In Hong Kong today, the making of public policies and public governance involve broad social participation, which can effectively improve governance. Under the guidance of the HKSAR government, Hong Kong’s governance is joined by different social sectors and personages, and all participants can fulfill their duties and cooperate with each other in the governance work of their districts.

This mechanism gives play to the leading role of the government, and facilitates cooperation among different social sectors on social governance. It also guarantees the right to know of the public, as well as the right to participation in the making of public policies, enabling the public to effectively join social governance.

Workers are counting votes for the 2021 Hong Kong Legislative Council election at the central counting station established at the Hong Kong Convention and Exhibition Centre, Dec. 19, 2021. (Photo from the official website of the HKSAR)

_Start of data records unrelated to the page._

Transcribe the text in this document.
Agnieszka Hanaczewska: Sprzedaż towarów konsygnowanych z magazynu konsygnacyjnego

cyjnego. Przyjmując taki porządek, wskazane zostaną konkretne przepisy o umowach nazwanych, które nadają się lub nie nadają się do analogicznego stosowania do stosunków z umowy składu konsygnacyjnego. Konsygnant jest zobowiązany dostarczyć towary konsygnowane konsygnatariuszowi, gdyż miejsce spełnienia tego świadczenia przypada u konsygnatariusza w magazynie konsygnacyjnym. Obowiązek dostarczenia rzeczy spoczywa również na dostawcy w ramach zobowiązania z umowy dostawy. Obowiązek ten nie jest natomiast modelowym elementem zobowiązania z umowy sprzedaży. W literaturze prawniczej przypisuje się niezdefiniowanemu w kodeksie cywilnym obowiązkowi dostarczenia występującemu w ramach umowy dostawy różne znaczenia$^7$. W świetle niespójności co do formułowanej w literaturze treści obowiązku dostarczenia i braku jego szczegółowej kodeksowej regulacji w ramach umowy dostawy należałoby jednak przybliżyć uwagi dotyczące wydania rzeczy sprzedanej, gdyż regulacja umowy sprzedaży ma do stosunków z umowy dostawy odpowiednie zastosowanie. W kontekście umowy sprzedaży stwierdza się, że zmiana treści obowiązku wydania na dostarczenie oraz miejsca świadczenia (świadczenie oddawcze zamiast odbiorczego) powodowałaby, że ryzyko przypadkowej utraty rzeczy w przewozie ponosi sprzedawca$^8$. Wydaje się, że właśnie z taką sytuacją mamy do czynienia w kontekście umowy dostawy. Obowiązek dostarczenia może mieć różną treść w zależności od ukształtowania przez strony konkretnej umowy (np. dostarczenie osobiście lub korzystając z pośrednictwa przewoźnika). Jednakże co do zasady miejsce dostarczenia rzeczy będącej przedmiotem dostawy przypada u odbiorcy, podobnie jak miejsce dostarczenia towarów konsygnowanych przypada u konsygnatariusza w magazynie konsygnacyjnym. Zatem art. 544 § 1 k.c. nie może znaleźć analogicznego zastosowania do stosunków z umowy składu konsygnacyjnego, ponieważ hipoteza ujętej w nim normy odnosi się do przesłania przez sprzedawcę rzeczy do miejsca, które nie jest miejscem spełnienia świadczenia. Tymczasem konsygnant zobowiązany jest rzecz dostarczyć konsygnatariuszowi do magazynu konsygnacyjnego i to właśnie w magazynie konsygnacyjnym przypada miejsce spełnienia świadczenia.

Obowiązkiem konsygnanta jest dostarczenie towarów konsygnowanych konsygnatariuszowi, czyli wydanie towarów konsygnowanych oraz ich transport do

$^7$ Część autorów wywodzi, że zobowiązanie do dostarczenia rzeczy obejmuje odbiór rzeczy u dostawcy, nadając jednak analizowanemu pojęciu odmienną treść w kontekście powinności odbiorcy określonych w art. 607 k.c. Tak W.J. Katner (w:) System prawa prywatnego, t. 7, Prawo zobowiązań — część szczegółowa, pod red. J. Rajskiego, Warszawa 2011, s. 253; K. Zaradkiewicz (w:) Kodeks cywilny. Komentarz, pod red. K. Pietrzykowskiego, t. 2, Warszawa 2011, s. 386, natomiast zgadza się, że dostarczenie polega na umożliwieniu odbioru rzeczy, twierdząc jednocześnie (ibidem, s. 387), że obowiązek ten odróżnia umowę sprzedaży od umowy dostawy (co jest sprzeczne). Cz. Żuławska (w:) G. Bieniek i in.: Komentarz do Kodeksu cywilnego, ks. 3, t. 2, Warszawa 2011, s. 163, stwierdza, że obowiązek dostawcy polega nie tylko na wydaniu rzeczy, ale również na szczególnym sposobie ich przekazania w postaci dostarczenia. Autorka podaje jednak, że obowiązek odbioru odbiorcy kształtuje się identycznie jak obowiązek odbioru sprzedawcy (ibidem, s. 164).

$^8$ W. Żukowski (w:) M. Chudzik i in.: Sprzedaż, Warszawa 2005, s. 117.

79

Besides, the mechanism, working to bring those with expertise from social sectors to the social governance system of different districts, offers an opportunity for them to play a positive role in social governance, which mirrors the universality and inclusiveness of consultative democracy.

The Communist Party of China and the Chinese government designed, created, safeguarded and advanced Hong Kong’s system of democracy. Hong Kong can implement the system in a manner that is differentiated from that in the Chinese mainland and with its own characteristics, based on relevant laws and the actual situation.

The principle of “patriots governing Hong Kong” is a fundamental principle to improve Hong Kong’s electoral system, as well as a foundation for advancing Hong Kong’s democratic development. Any Hong Kong residents can stand for election and participate in governing Hong Kong in accordance with the law, as long as they love the country and Hong Kong, and are not involved in activities that undermine national sovereignty, security and development interests, or jeopardize Hong Kong’s prosperity and stability.

The central government has made various efforts and decisively implemented a series of major measures to develop and improve the system of democracy in the HKSAR, bringing the situation and democratic development in Hong Kong back to the right track. It is believed that under the principle of “one country, two systems,” the HKSAR will surely embrace a bright future and embark on a wider path of democracy.

(Lin Laifan is a professor with the School of Law, Tsinghua University.)